Jil Sander’s spring-summer 2025 campaign arrives like a lucid dream filtered through sodium streetlamps and vaporwave noir. Photographed by Mario Sorrenti and art directed by Heiko Keinath, the advertisement takes root in Vancouver, Canada—a city whose emptiness and neon-hued edges evoke a cinematic twilight.
That atmosphere is no accident.

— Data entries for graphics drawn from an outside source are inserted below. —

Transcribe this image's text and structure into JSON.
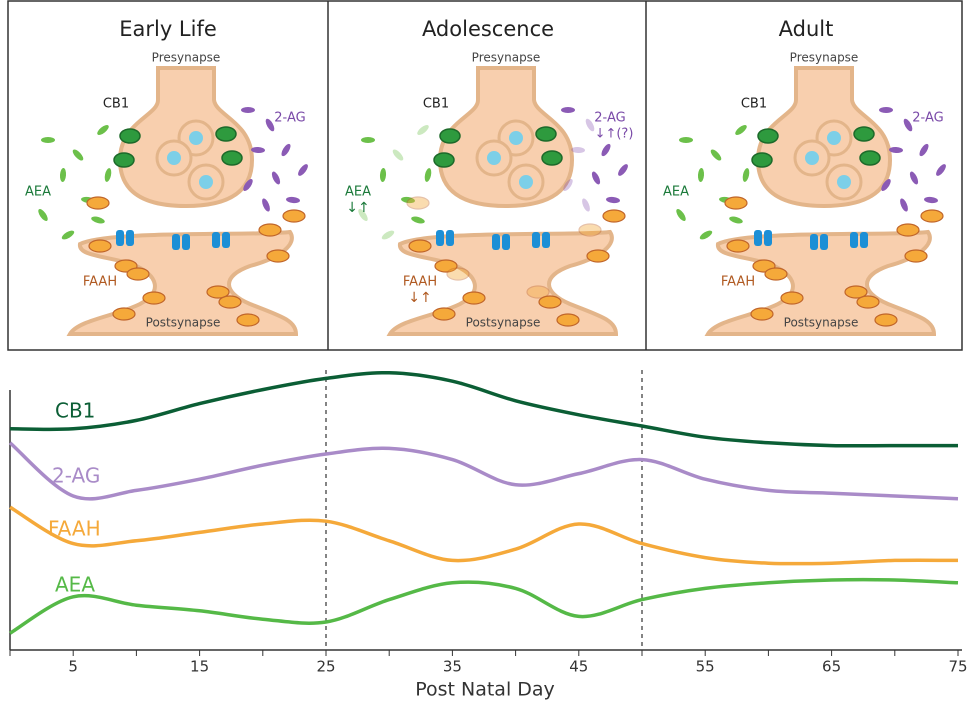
{
  "diagram": {
    "panels": [
      {
        "title": "Early Life",
        "presynapse": "Presynapse",
        "postsynapse": "Postsynapse",
        "cb1": "CB1",
        "ag2": "2-AG",
        "aea": "AEA",
        "faah": "FAAH"
      },
      {
        "title": "Adolescence",
        "presynapse": "Presynapse",
        "postsynapse": "Postsynapse",
        "cb1": "CB1",
        "ag2": "2-AG",
        "ag2_change": "↓↑(?)",
        "aea": "AEA",
        "aea_change": "↓↑",
        "faah": "FAAH",
        "faah_change": "↓↑"
      },
      {
        "title": "Adult",
        "presynapse": "Presynapse",
        "postsynapse": "Postsynapse",
        "cb1": "CB1",
        "ag2": "2-AG",
        "aea": "AEA",
        "faah": "FAAH"
      }
    ]
  },
  "chart_data": {
    "type": "line",
    "xlabel": "Post Natal Day",
    "x": [
      0,
      5,
      10,
      15,
      20,
      25,
      30,
      35,
      40,
      45,
      50,
      55,
      60,
      65,
      70,
      75
    ],
    "series": [
      {
        "name": "CB1",
        "color": "#0b5e35",
        "values": [
          79,
          79,
          82,
          88,
          93,
          97,
          99,
          96,
          89,
          84,
          80,
          76,
          74,
          73,
          73,
          73
        ]
      },
      {
        "name": "2-AG",
        "color": "#a98bc8",
        "values": [
          74,
          55,
          57,
          61,
          66,
          70,
          72,
          68,
          59,
          63,
          68,
          61,
          57,
          56,
          55,
          54
        ]
      },
      {
        "name": "FAAH",
        "color": "#f5a93a",
        "values": [
          51,
          38,
          39,
          42,
          45,
          46,
          39,
          32,
          36,
          45,
          38,
          33,
          31,
          31,
          32,
          32
        ]
      },
      {
        "name": "AEA",
        "color": "#55b947",
        "values": [
          6,
          19,
          16,
          14,
          11,
          10,
          18,
          24,
          22,
          12,
          18,
          22,
          24,
          25,
          25,
          24
        ]
      }
    ],
    "xlim": [
      0,
      75
    ],
    "ylim": [
      0,
      100
    ],
    "xticks": [
      5,
      15,
      25,
      35,
      45,
      55,
      65,
      75
    ],
    "minor_xticks": [
      0,
      10,
      20,
      30,
      40,
      50,
      60,
      70
    ],
    "vlines": [
      25,
      50
    ]
  }
}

It mirrors the Meiers’ runway vision: a melancholic blend of futurism and western cues, in part inspired by the haunting eye of photographer Greg Girard.
Jil Sander Spring/Summer 2025 Campaign

Model Igor Vojinovic becomes the lone wanderer in this urban moodscape—his sharp tailoring and snakeskin boots evoking the silhouette-heavy glamour of the late ’70s.

One moment he’s standing against a blood-red wall like a lost character from a Michael Mann film, in another, he’s crouched indoors in a short suit and python boots, radiating a tension that’s both glam and ghostly.

The palette feels soaked in dusk: acid lime, oil-slick black, and a muted tapestry of floral prints that wouldn’t feel out of place on motel upholstery. These are clothes designed not to shine in daylight, but to smolder under streetlamps, on back alleys, and against chain-link fences.

In a season where many look toward sunshine, Jil Sander chooses shadow. It doesn’t chase optimism, but reflects on where fashion finds itself now—moody, hyperaware, and beautifully unresolved.